Discrete dislocation dynamics modelling of mechanical deformation of nickel-based single crystal superalloys
journal contributionposted on 13.11.2012, 11:02 authored by Minsheng Huang, Liguo ZhaoLiguo Zhao, Jie Tong
Discrete dislocation dynamics (DDD) has been used to model the deformation of nickelbased single crystal superalloys with a high volume fraction of precipitates at high temperature. A representative volume cell (RVC), comprising of both the precipitate and the matrix phase, was employed in the simulation where a periodic boundary condition was applied. The dislocation Frank–Read sources were randomly assigned with an initial density on the 12 octahedral slip systems in the matrix channel.

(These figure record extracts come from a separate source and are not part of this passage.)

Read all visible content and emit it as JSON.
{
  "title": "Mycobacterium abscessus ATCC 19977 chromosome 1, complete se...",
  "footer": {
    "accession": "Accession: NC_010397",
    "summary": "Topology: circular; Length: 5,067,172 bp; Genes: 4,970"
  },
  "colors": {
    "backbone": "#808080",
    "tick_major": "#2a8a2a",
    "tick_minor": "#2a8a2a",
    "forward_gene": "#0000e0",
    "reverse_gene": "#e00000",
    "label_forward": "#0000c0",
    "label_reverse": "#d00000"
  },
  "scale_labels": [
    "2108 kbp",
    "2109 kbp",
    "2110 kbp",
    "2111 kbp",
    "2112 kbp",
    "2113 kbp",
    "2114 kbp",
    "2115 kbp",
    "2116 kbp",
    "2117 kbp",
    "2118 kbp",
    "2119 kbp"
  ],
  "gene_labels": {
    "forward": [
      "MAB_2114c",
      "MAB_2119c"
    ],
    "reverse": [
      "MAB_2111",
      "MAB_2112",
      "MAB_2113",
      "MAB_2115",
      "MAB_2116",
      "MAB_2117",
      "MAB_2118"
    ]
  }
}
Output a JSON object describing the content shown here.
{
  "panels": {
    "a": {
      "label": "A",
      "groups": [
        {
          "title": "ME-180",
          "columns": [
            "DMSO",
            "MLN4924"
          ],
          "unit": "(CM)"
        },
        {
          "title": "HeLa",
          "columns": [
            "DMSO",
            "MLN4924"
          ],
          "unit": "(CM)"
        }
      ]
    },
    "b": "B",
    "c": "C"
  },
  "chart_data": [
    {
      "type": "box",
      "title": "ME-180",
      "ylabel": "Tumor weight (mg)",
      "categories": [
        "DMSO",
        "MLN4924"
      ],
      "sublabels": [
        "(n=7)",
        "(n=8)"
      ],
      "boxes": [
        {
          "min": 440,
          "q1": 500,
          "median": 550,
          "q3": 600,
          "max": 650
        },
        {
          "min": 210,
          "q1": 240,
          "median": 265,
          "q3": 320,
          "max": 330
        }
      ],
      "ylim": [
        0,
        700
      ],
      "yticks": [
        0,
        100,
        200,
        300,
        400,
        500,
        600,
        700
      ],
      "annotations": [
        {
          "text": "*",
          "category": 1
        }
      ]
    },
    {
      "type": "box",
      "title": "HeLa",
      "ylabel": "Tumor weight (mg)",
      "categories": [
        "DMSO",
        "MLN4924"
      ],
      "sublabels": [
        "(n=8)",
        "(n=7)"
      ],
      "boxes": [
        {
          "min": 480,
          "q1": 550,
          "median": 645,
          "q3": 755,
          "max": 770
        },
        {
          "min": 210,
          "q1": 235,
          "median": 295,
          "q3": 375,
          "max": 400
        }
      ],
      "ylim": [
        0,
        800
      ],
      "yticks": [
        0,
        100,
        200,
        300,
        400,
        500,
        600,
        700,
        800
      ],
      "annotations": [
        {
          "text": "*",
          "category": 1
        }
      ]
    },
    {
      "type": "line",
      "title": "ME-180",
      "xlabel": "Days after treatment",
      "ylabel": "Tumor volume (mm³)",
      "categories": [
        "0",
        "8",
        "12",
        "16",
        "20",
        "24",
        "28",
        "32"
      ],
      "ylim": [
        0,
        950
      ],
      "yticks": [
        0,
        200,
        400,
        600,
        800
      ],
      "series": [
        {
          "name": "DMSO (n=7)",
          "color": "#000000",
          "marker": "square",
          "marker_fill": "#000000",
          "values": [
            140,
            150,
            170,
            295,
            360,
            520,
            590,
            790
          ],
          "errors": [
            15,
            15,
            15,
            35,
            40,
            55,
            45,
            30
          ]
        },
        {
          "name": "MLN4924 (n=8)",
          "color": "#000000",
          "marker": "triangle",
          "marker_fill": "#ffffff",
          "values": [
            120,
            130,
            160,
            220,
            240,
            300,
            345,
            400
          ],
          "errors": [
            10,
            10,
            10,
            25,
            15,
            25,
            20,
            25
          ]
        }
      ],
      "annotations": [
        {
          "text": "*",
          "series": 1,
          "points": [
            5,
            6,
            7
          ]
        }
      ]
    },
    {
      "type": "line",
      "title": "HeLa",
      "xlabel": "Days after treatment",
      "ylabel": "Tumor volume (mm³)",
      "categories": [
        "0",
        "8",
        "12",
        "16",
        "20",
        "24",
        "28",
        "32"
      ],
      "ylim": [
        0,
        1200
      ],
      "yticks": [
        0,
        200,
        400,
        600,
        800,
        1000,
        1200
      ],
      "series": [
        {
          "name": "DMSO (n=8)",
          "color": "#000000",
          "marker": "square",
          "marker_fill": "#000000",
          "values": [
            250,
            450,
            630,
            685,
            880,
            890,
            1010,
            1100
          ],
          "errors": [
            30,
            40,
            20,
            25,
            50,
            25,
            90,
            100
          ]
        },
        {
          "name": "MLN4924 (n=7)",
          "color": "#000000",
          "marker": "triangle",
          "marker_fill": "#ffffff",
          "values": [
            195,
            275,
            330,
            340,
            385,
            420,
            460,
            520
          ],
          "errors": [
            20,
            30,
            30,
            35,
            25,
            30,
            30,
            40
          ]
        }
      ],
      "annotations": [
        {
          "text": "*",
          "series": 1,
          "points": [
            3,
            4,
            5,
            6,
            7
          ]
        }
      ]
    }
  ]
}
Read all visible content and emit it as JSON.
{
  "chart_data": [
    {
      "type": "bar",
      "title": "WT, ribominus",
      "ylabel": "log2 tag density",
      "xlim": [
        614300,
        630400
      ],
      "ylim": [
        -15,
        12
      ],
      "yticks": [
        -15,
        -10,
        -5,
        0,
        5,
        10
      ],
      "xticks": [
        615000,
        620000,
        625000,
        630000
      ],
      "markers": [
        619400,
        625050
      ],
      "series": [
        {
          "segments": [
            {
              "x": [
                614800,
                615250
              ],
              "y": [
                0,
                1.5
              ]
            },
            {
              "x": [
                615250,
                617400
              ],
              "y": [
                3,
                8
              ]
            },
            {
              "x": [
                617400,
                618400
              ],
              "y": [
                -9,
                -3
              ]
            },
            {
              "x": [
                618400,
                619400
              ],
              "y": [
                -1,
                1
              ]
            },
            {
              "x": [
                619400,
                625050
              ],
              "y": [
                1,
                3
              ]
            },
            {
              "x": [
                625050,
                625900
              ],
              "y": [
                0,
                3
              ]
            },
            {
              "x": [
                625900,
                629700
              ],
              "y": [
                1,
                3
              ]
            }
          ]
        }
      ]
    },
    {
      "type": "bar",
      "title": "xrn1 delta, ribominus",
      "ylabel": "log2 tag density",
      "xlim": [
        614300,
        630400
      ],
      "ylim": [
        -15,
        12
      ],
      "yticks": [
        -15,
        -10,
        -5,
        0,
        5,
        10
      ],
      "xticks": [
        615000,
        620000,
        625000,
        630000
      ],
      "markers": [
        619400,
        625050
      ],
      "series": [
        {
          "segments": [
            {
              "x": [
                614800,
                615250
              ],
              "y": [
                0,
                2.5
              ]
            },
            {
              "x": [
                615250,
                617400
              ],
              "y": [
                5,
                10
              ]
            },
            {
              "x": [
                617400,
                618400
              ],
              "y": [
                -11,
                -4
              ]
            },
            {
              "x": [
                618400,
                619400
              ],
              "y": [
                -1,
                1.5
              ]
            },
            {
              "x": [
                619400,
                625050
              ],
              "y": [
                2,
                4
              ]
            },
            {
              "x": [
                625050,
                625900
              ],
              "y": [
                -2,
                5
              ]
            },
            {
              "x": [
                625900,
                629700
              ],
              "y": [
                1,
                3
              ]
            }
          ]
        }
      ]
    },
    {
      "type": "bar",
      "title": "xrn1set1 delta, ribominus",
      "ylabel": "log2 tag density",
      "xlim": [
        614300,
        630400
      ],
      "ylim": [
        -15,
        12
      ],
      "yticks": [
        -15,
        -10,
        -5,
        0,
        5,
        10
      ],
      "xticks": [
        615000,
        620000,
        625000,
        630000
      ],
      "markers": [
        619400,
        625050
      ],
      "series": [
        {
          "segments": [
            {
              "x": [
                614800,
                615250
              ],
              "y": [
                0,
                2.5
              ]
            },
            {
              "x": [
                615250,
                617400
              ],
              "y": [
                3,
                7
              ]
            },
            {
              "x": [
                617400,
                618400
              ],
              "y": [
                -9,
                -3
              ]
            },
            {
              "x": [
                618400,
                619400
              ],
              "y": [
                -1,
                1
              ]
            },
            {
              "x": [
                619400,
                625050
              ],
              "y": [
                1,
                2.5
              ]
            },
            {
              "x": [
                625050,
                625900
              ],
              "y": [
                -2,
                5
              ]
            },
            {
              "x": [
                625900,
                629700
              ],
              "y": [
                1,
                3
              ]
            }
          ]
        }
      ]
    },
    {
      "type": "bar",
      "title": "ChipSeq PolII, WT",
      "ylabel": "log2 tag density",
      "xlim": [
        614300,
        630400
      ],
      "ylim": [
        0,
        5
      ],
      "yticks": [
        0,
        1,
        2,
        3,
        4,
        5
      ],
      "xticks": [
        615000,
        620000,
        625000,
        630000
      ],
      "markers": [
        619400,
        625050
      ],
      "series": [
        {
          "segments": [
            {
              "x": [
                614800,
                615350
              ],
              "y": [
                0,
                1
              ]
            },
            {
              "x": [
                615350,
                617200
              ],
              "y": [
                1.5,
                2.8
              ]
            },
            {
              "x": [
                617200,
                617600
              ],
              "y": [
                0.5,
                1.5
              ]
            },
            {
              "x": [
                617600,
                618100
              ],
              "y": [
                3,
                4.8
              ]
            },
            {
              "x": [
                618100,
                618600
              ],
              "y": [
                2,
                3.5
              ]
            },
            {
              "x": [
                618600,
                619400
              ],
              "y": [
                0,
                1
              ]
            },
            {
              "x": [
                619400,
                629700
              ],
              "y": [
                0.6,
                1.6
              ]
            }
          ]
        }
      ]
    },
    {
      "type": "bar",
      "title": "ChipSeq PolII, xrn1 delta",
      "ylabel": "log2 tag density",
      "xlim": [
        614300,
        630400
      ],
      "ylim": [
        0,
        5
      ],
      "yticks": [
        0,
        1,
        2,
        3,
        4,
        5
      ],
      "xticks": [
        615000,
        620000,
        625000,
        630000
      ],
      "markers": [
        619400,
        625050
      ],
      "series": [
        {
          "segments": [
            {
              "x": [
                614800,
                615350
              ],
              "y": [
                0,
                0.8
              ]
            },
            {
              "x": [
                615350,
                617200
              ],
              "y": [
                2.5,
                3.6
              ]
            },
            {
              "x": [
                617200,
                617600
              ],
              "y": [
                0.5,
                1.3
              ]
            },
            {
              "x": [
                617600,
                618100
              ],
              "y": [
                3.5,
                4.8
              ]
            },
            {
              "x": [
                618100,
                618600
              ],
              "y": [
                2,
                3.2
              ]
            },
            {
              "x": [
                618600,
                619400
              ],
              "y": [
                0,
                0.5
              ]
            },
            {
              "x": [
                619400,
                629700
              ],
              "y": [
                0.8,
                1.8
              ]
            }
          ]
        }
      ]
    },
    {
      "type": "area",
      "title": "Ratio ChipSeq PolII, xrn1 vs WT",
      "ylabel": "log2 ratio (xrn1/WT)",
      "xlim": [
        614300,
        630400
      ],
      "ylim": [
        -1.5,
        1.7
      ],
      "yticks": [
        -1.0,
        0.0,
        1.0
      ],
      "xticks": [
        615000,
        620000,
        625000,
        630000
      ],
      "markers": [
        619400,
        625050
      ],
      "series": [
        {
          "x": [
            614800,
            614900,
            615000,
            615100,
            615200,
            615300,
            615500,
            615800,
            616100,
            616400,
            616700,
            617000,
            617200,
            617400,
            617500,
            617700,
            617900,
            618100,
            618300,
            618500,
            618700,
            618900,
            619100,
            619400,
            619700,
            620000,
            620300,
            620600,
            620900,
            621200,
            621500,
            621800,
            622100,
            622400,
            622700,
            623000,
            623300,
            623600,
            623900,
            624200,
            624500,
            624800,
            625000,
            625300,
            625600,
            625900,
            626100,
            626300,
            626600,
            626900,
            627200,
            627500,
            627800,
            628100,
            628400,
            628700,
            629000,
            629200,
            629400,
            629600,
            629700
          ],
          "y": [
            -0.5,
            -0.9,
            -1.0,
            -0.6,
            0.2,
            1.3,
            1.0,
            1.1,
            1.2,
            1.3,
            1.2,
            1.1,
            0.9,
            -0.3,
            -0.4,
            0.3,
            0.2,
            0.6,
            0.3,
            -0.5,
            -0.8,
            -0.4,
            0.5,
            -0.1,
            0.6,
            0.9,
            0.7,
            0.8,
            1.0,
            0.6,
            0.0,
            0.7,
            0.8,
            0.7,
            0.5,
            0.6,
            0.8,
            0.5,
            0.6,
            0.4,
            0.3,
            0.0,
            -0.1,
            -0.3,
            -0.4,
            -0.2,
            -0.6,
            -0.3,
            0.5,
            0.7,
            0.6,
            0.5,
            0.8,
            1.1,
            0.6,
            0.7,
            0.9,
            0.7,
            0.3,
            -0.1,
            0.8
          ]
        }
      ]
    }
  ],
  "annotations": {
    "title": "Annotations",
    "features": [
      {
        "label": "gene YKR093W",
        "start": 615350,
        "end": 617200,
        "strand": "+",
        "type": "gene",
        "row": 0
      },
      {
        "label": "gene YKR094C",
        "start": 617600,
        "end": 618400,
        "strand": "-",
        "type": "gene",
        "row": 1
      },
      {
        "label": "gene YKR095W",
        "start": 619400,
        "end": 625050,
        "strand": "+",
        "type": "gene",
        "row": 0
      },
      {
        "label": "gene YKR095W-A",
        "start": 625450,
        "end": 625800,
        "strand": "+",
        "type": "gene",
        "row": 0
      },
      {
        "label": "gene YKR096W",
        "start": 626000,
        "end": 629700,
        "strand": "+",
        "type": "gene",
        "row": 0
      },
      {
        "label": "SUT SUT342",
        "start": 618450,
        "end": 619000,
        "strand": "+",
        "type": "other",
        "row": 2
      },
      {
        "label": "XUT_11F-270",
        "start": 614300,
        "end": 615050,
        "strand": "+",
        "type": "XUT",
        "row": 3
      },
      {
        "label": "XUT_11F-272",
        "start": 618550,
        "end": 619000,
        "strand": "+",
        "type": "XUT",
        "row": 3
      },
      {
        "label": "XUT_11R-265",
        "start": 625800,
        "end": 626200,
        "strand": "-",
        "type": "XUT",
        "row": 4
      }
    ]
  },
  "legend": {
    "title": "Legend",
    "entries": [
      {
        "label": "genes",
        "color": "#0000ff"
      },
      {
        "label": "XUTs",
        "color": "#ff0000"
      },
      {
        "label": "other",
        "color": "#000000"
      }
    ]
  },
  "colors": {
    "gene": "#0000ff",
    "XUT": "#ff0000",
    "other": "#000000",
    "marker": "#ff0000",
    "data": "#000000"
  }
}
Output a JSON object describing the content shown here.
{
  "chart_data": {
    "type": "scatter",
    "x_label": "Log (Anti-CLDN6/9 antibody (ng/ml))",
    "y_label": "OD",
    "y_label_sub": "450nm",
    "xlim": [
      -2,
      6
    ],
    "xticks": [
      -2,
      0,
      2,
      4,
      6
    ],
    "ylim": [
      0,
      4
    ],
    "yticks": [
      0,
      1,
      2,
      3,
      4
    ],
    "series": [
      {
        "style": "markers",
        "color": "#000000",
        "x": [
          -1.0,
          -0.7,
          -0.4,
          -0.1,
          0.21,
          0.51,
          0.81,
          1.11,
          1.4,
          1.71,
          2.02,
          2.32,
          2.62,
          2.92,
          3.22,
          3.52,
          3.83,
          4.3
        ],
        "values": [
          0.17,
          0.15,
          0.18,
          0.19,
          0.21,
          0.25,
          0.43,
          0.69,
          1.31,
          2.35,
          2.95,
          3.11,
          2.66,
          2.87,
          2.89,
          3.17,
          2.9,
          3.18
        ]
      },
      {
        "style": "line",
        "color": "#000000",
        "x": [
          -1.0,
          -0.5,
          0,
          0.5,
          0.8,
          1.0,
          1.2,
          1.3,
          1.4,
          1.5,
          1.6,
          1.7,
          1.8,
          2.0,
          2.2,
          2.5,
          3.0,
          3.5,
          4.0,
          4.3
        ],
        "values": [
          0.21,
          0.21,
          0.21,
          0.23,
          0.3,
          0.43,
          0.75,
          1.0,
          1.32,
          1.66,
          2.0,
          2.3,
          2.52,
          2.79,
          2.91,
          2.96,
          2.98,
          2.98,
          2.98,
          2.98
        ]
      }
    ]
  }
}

Precipitate shearing by superdislocations was modelled using a back force model, and the coherency stress was considered by applying an initial internal stress field. Strain-controlled loading was applied to the RVC in the [0 0 1] direction. In addition to dislocation structure and density evolution, global stress–strain responses were also modelled considering the influence of precipitate shearing, precipitate morphology, internal microstructure scale (channel width and precipitate size) and coherency stress. A three-stage stress–strain response observed in the experiments was modelled when precipitate shearing by superdislocations was considered. The polarised dislocation structure deposited on the precipitate/matrix interface was found to be the dominant strain hardening mechanism. Internal microstructure size, precipitate shape and arrangement can significantly affect the deformation of the single crystal superalloy by changing the constraint effect and dislocation mobility. The coherency stress field has a negligible influence on the stress–strain response, at least for cuboidal precipitates considered in the simulation. Preliminary work was also carried out to simulate the cyclic deformation in a single crystal Ni-based superalloy using the DDD model, although no cyclic hardening or softening was captured due to the lack of precipitate shearing and dislocation cross slip for the applied strain considered.